"The only bad thing about this country is its King," he reflected; "but the country isn't to blame for that."
A prairie-dog stuck its round head out of a mound of earth and looked at the boy with bright eyes.
"Walk around my house, please," it said, "and then you won't harm it or disturb the babies."
"All right," answered Button-Bright, and took care not to step on the mound. He went on, whistling merrily, until a petulant voice cried:
"Oh, stop it! Please stop that noise. It gets on my nerves."
Button-Bright saw an old gray owl sitting in the crotch of a tree, and he replied with a laugh: "All right, old Fussy," and stopped whistling until he had passed out of the owl's hearing. At noon he came to a farmhouse where an aged couple lived. They gave him a good dinner and treated him kindly, but the man was deaf and the woman was dumb, so they could answer no questions to guide him on the way to Pon's house. When he left them he was just as much lost as he had been before.

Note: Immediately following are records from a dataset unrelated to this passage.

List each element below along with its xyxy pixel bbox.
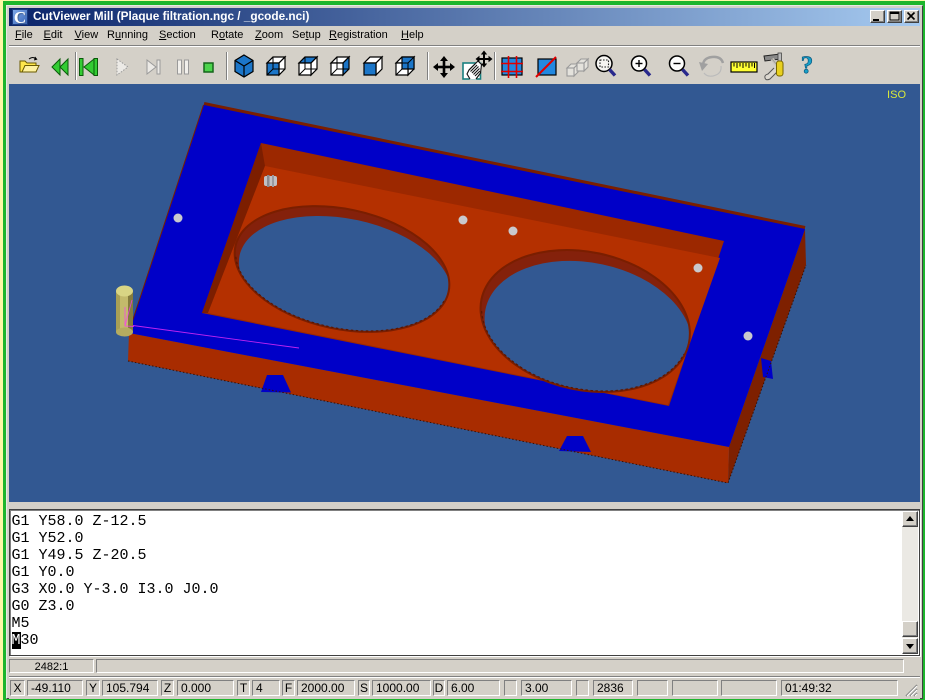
svg-text:?: ? (801, 52, 814, 79)
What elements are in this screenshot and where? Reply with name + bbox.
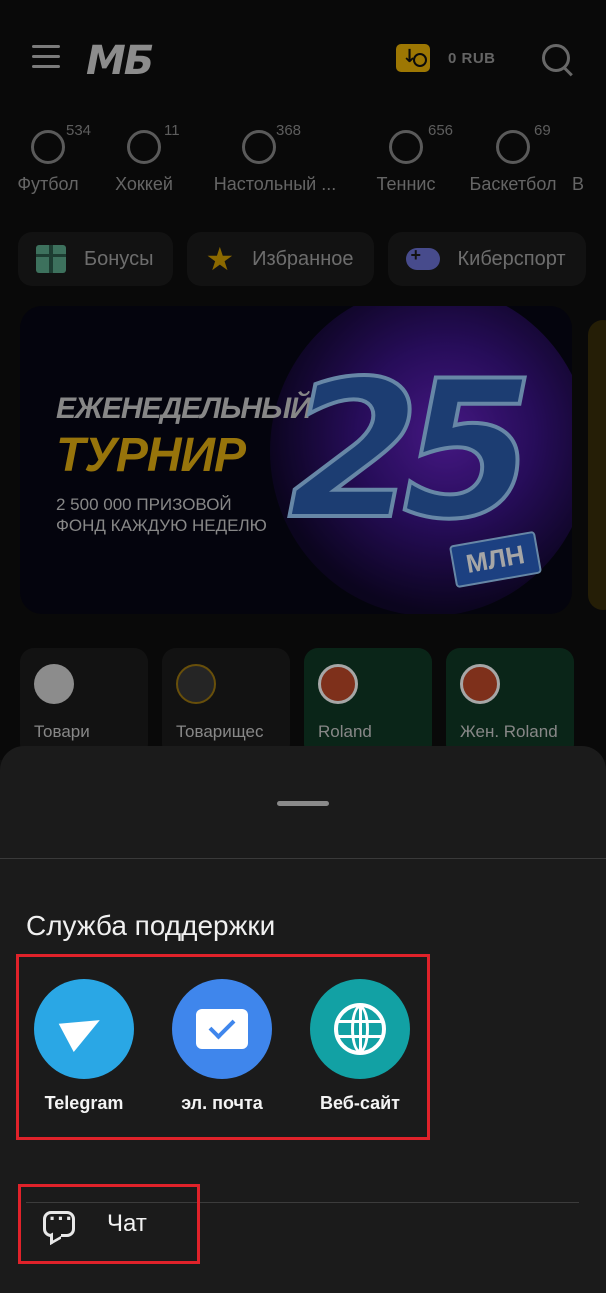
contact-label: Веб-сайт [319,1093,400,1113]
modal-backdrop[interactable] [0,0,606,760]
email-button[interactable]: эл. почта [157,979,287,1114]
contact-options: Telegram эл. почта Веб-сайт [16,954,430,1140]
divider [0,858,606,859]
drag-handle[interactable] [277,801,329,806]
sheet-title: Служба поддержки [26,910,276,941]
telegram-button[interactable]: Telegram [19,979,149,1114]
chat-bubble-icon [43,1206,75,1237]
chat-button[interactable]: Чат [18,1184,200,1264]
mail-icon [172,979,272,1079]
globe-icon [310,979,410,1079]
chat-label: Чат [107,1210,147,1237]
telegram-icon [34,979,134,1079]
website-button[interactable]: Веб-сайт [295,979,425,1114]
contact-label: Telegram [44,1093,124,1113]
contact-label: эл. почта [181,1093,263,1113]
support-bottom-sheet: Служба поддержки Telegram эл. почта Веб-… [0,746,606,1293]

Every grove of trees he saw from a distance he visited, for he remembered that the King's castle was near a grove of trees and Pon's hut was near the King's castle; but always he met with disappointment. Finally, passing through one of these groves, he came out into the open and found himself face to face with the Ork.
"Hello!" said Button-Bright. "Where did you come from?"
"From Orkland," was the reply. "I've found my own country, at last, and it is not far from here, either. I would have come back to you sooner, to see how you are getting along, had not my family and friends welcomed my return so royally that a great celebration was held in my honor. So I couldn't very well leave Orkland again until the excitement was over."
"Can you find your way back home again?" asked the boy.